How to top up your pension

17 December 2012

Pension savers will soon see the estimated value of their pensions drop significantly after the Financial Services Authority forces them to "get real" by reducing projection rates for pensions.

From 6 April 2014, providers will have to give savers an indication of possible future returns based on their pension growing by 2, 5 and 8%, rather than 5, 7 and 9%, as is currently the case.

If you don't want to be disappointed by the size of your potential pension fund, what can you do to top it up?

1. If you can afford to, increase your contributions

Adding just a bit to the amount you put away each month can really mount up. For example, assuming a real return of 3.5% per year (after charges and inflation), a 30-year-old paying an extra £50 a month net into their pension until the state pension age of 68 would boost their pension pot by about £57,000 in today's money, according to Standard Life.

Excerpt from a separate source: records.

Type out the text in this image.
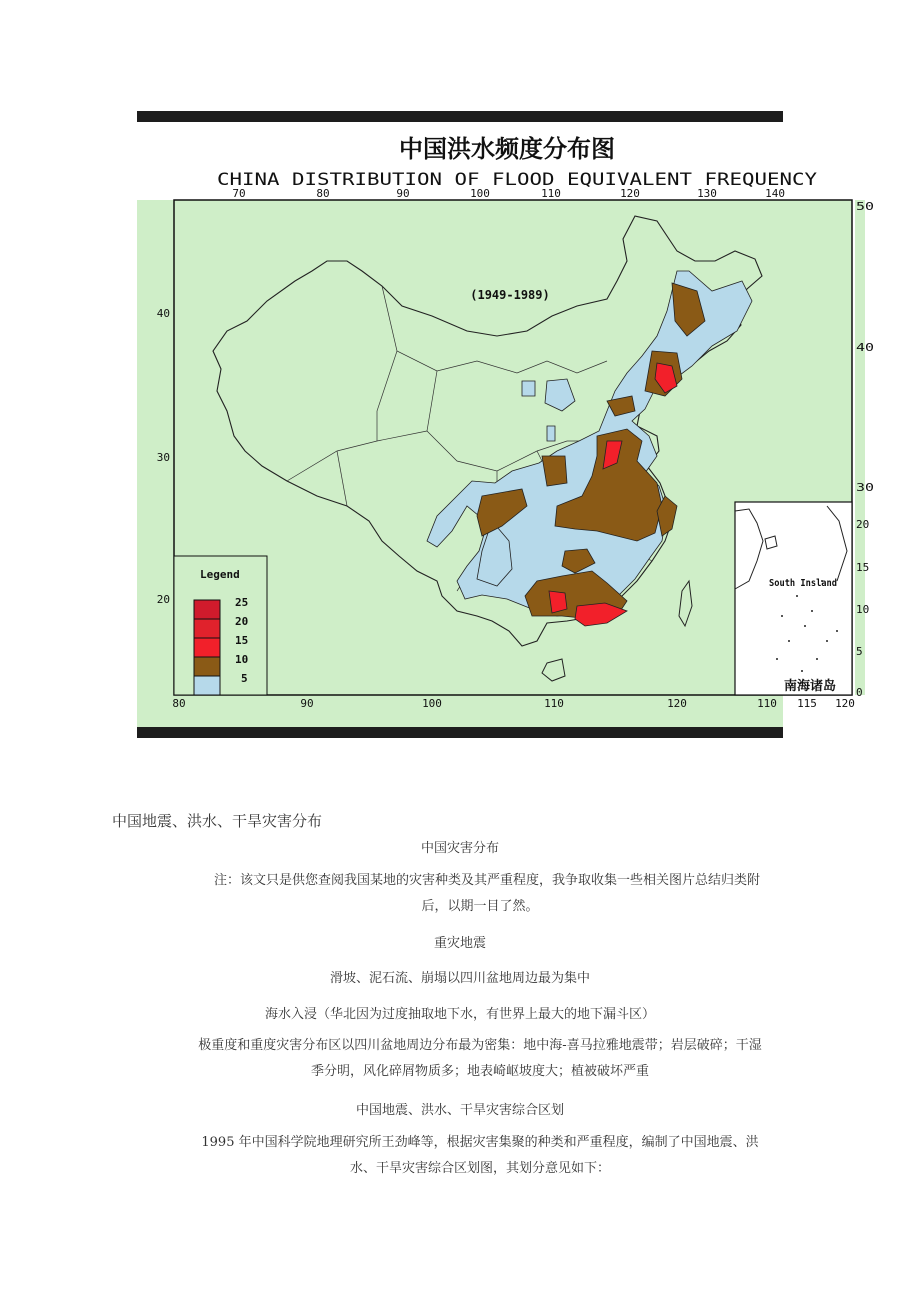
中国洪水频度分布图
CHINA DISTRIBUTION OF FLOOD EQUIVALENT FREQUENCY
70	80	90	100	110	120	130	140
(1949-1989)
40
30
20
50
40
30
Legend
25
20
15
10
5
South Insland
南海诸岛
20
15
10
5
0
80	90	100	110	120	110 115 120
中国地震、洪水、干旱灾害分布
中国灾害分布
注：该文只是供您查阅我国某地的灾害种类及其严重程度，我争取收集一些相关图片总结归类附
后，以期一目了然。
重灾地震
滑坡、泥石流、崩塌以四川盆地周边最为集中
海水入浸（华北因为过度抽取地下水，有世界上最大的地下漏斗区）
极重度和重度灾害分布区以四川盆地周边分布最为密集：地中海-喜马拉雅地震带；岩层破碎；干湿
季分明，风化碎屑物质多；地表崎岖坡度大；植被破坏严重
中国地震、洪水、干旱灾害综合区划
1995 年中国科学院地理研究所王劲峰等，根据灾害集聚的种类和严重程度，编制了中国地震、洪
水、干旱灾害综合区划图，其划分意见如下：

2. Review your attitude to risk

While it's understandable to be careful with your money, "many customers underestimate the risk of potential low annual returns from investing in low-risk assets, which over the longer term are expected to underperform higher-risk assets," says Rod McKie, head of at retirement marketing at Aegon UK.

"This is particularly relevant for customers with many years to go to retirement as such a strategy will on average result in them having a pension pot significantly lower than someone who has taken more risk," he adds.

For example, Morningstar data shows that in the 10 years to 9 November 2012, the average fund in the relatively risky Global Emerging Equity sector increased by 375%, compared with a more modest rise of 70% from the average fund in the lower-risk Sterling Corporate Bond fund.

However, pensions campaigner and director-general of Saga Dr Ros Altmann warns: "If risky investments don't work out then you might need to be ready to put in much more later."

Find the best annuity rate for your circumstances

3. Delay drawing your pension

This gives you longer to contribute to your fund as well as allowing your investments more time to grow. Annuity rates also improve as you get older, so if you delay your retirement you stand to get a better pension income - as long as overall annuity rates don't fall.

Also, don't settle for the first annuity rate your pension company offers. Make sure you shop around for a competitive rate as the difference could be as much as 30% more income.